Figure 1: HCI Write IOs between nodes

Figure 2: DVX Write IOs

This architectural separation, putting a network between the data services’ CPU and durable shared data, is an industry first for VM infrastructure and still unique.  The DVX implementation also encourages giant local flash caches by (1) allowing it, (2) not charging software fees for it, and (3) doing inline dedupe and compression on it without write buffers or replicas from other hosts to take space away.  This has made DVX the modern convergence platform of choice for demanding SQL workloads. It’s now available pre-configured in Rackscale for maximum simplicity across the system lifecycle.

No silos

The real ‘get out of jail free’ card of Open Convergence is the continued full embrace of 3rd party servers via DVX Software.  Have some blade or 4-socket servers you want to integrate in the cluster?  No problem.

We took a further step in our DVX Software 2.0 release to smooth the road to white-box network switching.  With Adaptive Pathing, we eliminate the need to configure LACP to get multi-link aggregation for bandwidth and failover management.  The Compute and Data Node software dialog plays both ends against the middle, so the switch doesn’t have to do as much.

Hyperconverged is over converged

By contrast, in HCI, you have to pay a lot more attention and set up a rackscale config very deliberately.  At rackscale, HCI administration stops being invisible.  Simple at 3 nodes is different at 30.

If the goal is to be as effortless as possible, clear node roles (as now done in hyperscale clouds, and DVX) is just simpler.

  • If everything is pooled like HCI, you need additional settings to unpool for distinct use models.
  • When you troubleshoot or tune HCI storage issues, everything is everywhere, so nothing is quite anywhere.

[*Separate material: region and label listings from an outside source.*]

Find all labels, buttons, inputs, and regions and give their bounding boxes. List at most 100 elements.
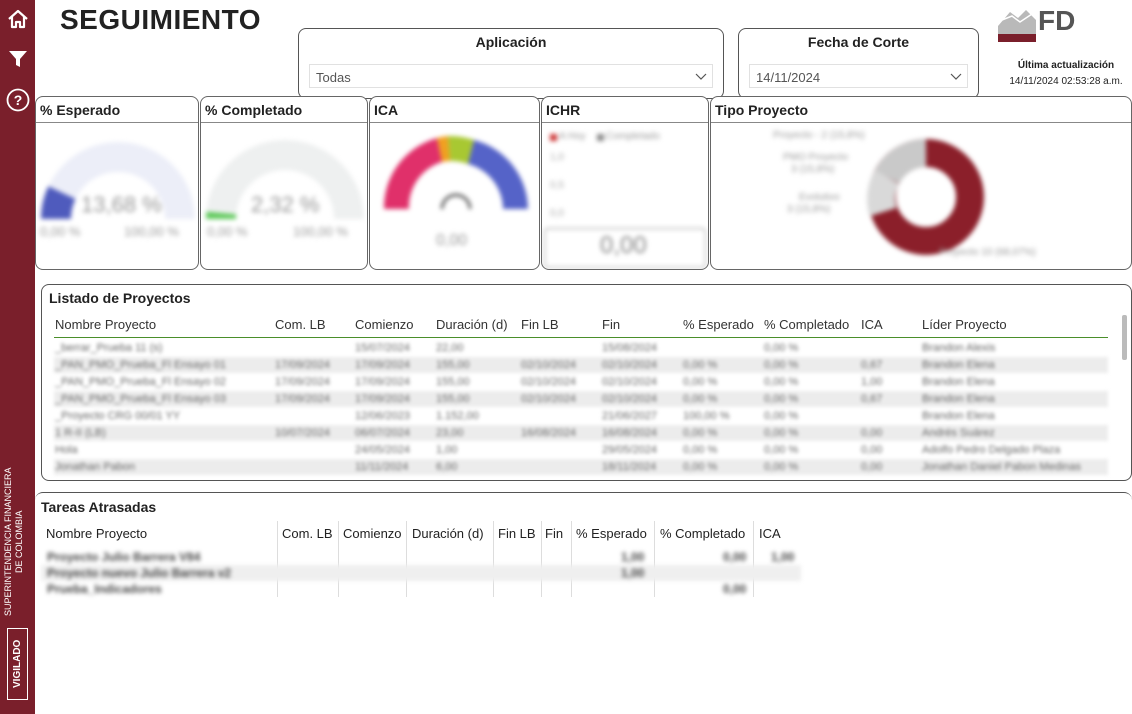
table-cell: 1,00	[436, 444, 458, 456]
table-cell: 0,00 %	[764, 393, 799, 405]
table-row[interactable]: _PAN_PMO_Prueba_Fl Ensayo 01 17/09/2024 17…	[54, 357, 1108, 373]
tipo-proyecto-donut: Proyecto - 2 (15,8%) PMO Proyecto 3 (15,…	[711, 124, 1131, 269]
home-icon[interactable]	[5, 6, 30, 31]
table-cell: 0,00 %	[764, 410, 799, 422]
aplicacion-dropdown[interactable]: Todas	[309, 64, 713, 88]
t-col-comienzo[interactable]: Comienzo	[343, 526, 402, 541]
table-row[interactable]: _Proyecto CRG 00/01 YY 12/06/2023 1.152,00…	[54, 408, 1108, 424]
table-cell: _PAN_PMO_Prueba_Fl Ensayo 01	[55, 359, 226, 371]
table-cell: 0,00	[723, 550, 747, 564]
last-update-value: 14/11/2024 02:53:28 a.m.	[1009, 76, 1123, 87]
fecha-corte-slicer: Fecha de Corte 14/11/2024	[738, 28, 979, 99]
col-fin[interactable]: Fin	[602, 317, 620, 332]
col-duracion[interactable]: Duración (d)	[436, 317, 508, 332]
col-esperado[interactable]: % Esperado	[683, 317, 754, 332]
table-cell: 15/08/2024	[602, 342, 658, 354]
tipo-label-5: 3 (15,8%)	[787, 204, 831, 215]
table-cell: 0,00 %	[683, 427, 718, 439]
completado-min: 0,00 %	[207, 224, 248, 239]
legend-swatch-completado	[597, 134, 604, 141]
table-cell: 1,00	[861, 376, 883, 388]
table-cell: 0,00 %	[683, 393, 718, 405]
fecha-corte-dropdown[interactable]: 14/11/2024	[749, 64, 968, 88]
table-cell: Jonathan Daniel Pabon Medinas	[922, 461, 1082, 473]
table-row[interactable]: _PAN_PMO_Prueba_Fl Ensayo 03 17/09/2024 17…	[54, 391, 1108, 407]
t-col-fin-lb[interactable]: Fin LB	[498, 526, 536, 541]
table-cell: 17/09/2024	[355, 393, 411, 405]
t-col-nombre[interactable]: Nombre Proyecto	[46, 526, 147, 541]
esperado-gauge: 13,68 % 0,00 % 100,00 %	[36, 124, 198, 269]
ichr-card: ICHR A Hoy Completado 1,0 0,5 0,0 0,00	[541, 96, 709, 270]
table-cell: 17/09/2024	[355, 376, 411, 388]
listado-rows: _berrar_Prueba 11 (s) 15/07/2024 22,00 15/0…	[54, 340, 1108, 475]
ichr-tick-1: 1,0	[550, 152, 564, 163]
tipo-label-2: PMO Proyecto	[783, 152, 849, 163]
table-cell: 22,00	[436, 342, 464, 354]
table-cell: Proyecto nuevo Julio Barrera v2	[47, 566, 232, 580]
list-item[interactable]: Proyecto nuevo Julio Barrera v2 1,00	[41, 565, 801, 581]
tareas-rows: Proyecto Julio Barrera V84 1,00 0,00 1,00 Pr…	[41, 549, 801, 597]
table-cell: _berrar_Prueba 11 (s)	[55, 342, 163, 354]
page-title: SEGUIMIENTO	[60, 4, 262, 35]
org-line-2: DE COLOMBIA	[14, 510, 24, 574]
ichr-title: ICHR	[542, 97, 708, 123]
help-icon[interactable]: ?	[5, 87, 30, 112]
col-ica[interactable]: ICA	[861, 317, 883, 332]
table-cell: 0,00 %	[683, 376, 718, 388]
listado-title: Listado de Proyectos	[49, 290, 191, 306]
tipo-label-3: 3 (15,8%)	[791, 164, 835, 175]
table-row[interactable]: _PAN_PMO_Prueba_Fl Ensayo 02 17/09/2024 17…	[54, 374, 1108, 390]
fecha-corte-label: Fecha de Corte	[807, 34, 910, 50]
col-fin-lb[interactable]: Fin LB	[521, 317, 559, 332]
table-cell: 10/07/2024	[275, 427, 331, 439]
table-cell: 18/11/2024	[602, 461, 657, 473]
completado-gauge: 2,32 % 0,00 % 100,00 %	[201, 124, 367, 269]
table-row[interactable]: Hola 24/05/2024 1,00 29/05/2024 0,00 % 0,00 %…	[54, 442, 1108, 458]
col-completado[interactable]: % Completado	[764, 317, 849, 332]
scrollbar[interactable]	[1122, 315, 1127, 360]
table-cell: Andrés Suárez	[922, 427, 995, 439]
t-col-fin[interactable]: Fin	[545, 526, 563, 541]
table-cell: 02/10/2024	[521, 359, 577, 371]
t-col-esperado[interactable]: % Esperado	[576, 526, 647, 541]
col-nombre[interactable]: Nombre Proyecto	[55, 317, 156, 332]
table-cell: 21/06/2027	[602, 410, 658, 422]
legend-swatch-hoy	[550, 134, 557, 141]
col-lider[interactable]: Líder Proyecto	[922, 317, 1007, 332]
table-cell: 02/10/2024	[602, 393, 658, 405]
table-cell: 17/09/2024	[275, 359, 331, 371]
tipo-proyecto-title: Tipo Proyecto	[711, 97, 1131, 123]
table-cell: Brandon Elena	[922, 393, 995, 405]
table-cell: 0,67	[861, 359, 883, 371]
table-cell: 6,00	[436, 461, 458, 473]
header-divider	[54, 337, 1108, 338]
table-row[interactable]: _berrar_Prueba 11 (s) 15/07/2024 22,00 15/0…	[54, 340, 1108, 356]
table-row[interactable]: 1 R-II (LB) 10/07/2024 06/07/2024 23,00 16/0…	[54, 425, 1108, 441]
legend-completado: Completado	[606, 131, 660, 142]
table-cell: 0,00 %	[764, 359, 799, 371]
t-col-completado[interactable]: % Completado	[660, 526, 745, 541]
ica-card: ICA 0,00	[369, 96, 540, 270]
t-col-ica[interactable]: ICA	[759, 526, 781, 541]
table-cell: 1 R-II (LB)	[55, 427, 106, 439]
completado-title: % Completado	[201, 97, 367, 123]
list-item[interactable]: Proyecto Julio Barrera V84 1,00 0,00 1,00	[41, 549, 801, 565]
list-item[interactable]: Prueba_Indicadores 0,00	[41, 581, 801, 597]
aplicacion-label: Aplicación	[475, 34, 547, 50]
table-cell: 17/09/2024	[275, 393, 331, 405]
ica-value: 0,00	[436, 232, 468, 249]
tipo-label-4: Evolutivo	[799, 192, 840, 203]
table-cell: 155,00	[436, 376, 470, 388]
col-com-lb[interactable]: Com. LB	[275, 317, 326, 332]
table-cell: 06/07/2024	[355, 427, 411, 439]
t-col-com-lb[interactable]: Com. LB	[282, 526, 333, 541]
table-cell: 0,00 %	[764, 342, 799, 354]
t-col-duracion[interactable]: Duración (d)	[412, 526, 484, 541]
table-cell: 0,00 %	[683, 359, 718, 371]
table-row[interactable]: Jonathan Pabon 11/11/2024 6,00 18/11/2024 0,…	[54, 459, 1108, 475]
col-comienzo[interactable]: Comienzo	[355, 317, 414, 332]
fecha-corte-value: 14/11/2024	[756, 70, 821, 85]
filter-icon[interactable]	[5, 46, 30, 71]
table-cell: Jonathan Pabon	[55, 461, 136, 473]
table-cell: Brandon Elena	[922, 359, 995, 371]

You have to look at N physical spots instead of 2.  Too often, people give up and just have to buy more nodes or worse, redesign their network for all the new east/west traffic.
  • Some HCI vendors advertise that it’s simple to have one node type. They may actually have 10,000 configurations available, they often say all members of a cluster need to be identical, and this gets weird over time as components change.  Change management and sizing becomes complicated compared to a DVX.

And…it’s a silo, in any current implementation.